The international slave trade of the 16th and 17th centuries consisted of 12.5 million enslaved people shipped from Africa to the Americas. Through the Middle Passage, these enslaved people suffered greatly on poorly structured slave ships and had to endure overcrowding, disease, torture, and bad weather. As they arrived on the coasts of South America, they were forced to work on plantations in even worse conditions. They had to survive unsanitary conditions, disease, rape, inadequate nutrition, and unrelenting hard labour.
While the history of the slave trade is well documented, the complicated history of the participation of African rulers and traders in it is often under discussed or repressed. In the early construction of the slave trade, Europeans were not capable of entering the interior of West and Central Africa in order to capture African people. They relied on the collaboration and willingness of African rulers, traders, and henchmen to sustain the slave trade. They stayed on the coastlines, relying on middlemen to bring captives to them.
Historians have explored a number of possible explanations to the continued African participation in the slave trade. Some say Europeans and African rulers were exploiting an already existing system of small-scale slavery amongst indigenous Africans. This system contained prisoners of war, criminals and those who could not pay off their debts. These people were deemed disposable and a threat to the social order.
Other historians have argued that slavery became an integral part of the burgeoning economies of Senegal, Gambia, Congo, Zambia, Nigeria, and Tanzania. In exchange for enslaved people, African rulers gained European goods and firearms. African traders collected substantial royalties. The pursuit was profit.
Some scholars have claimed that the slave trade provided a solution to social and political problems. Unlike Europe, Central and West Africa consisted of vast, diverse empires and populations. Cultural and ethnic divisions acutely divided the way of life. This led to frequent local clashes in the pursuit of dominance and power. The Benin empire sold enslaved people to Europeans when it was expanding and fighting in many conflicts. Still, many African kingdoms and people tried to resist. The King of Kongo, Afonso I, attempted to stop the slave trade by writing a letter to the Portuguese king, asking him to forbid Portuguese traders from participation but his request fell on deaf ears. Many villages and towns constructed barricades and warning systems to starve off attacks from middlemen and rival ethnic groups.

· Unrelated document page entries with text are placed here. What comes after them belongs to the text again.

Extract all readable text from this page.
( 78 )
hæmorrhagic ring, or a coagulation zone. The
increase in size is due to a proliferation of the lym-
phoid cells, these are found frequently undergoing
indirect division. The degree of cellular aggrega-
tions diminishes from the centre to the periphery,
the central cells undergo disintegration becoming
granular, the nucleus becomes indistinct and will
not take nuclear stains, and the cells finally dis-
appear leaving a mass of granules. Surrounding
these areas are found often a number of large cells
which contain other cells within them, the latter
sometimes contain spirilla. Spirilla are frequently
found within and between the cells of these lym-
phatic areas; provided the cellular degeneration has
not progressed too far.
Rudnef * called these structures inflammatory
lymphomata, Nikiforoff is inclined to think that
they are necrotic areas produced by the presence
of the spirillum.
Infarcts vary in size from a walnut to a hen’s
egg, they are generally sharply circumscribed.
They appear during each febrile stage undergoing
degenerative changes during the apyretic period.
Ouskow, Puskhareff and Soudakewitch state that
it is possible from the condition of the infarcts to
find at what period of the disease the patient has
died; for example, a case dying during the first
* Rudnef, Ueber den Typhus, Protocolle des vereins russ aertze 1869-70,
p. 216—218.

Those who are aware of their lineage’s involvement in the slave trade react differently. Adaobi Tricia Nwaubani has said that her great grandfather, Nwaubani Ogogo Oriaku, an Igbo slaver trader, is well respected and revered by most people in her region. Yunus Mohammed Rafiq has stated that although his relatives speak highly of their great-great-great grandfather, Mwarukere, who raided Tanzanian villages and sold captives to Arab merchants, they expunged his name from family documents after Tanzania gained independence from British colonial rule.
Wrestling with Africa’s role in the devasting slave trade is complex. On one hand, using 21 century moral standards to examine a practice that was widely normalized in earlier times often feels reductive. Most of the perpetrators made decisions that they thought would ensure their continued survival yet one cannot ignore the suffering of separated families, of captured victims who had to endure inhumane conditions of slavery, the death toll of Africans who were sold by their own people for power and profit. What is clear is that it is imperative that Africans acknowledge their flawed past in order to fully heal the wounds.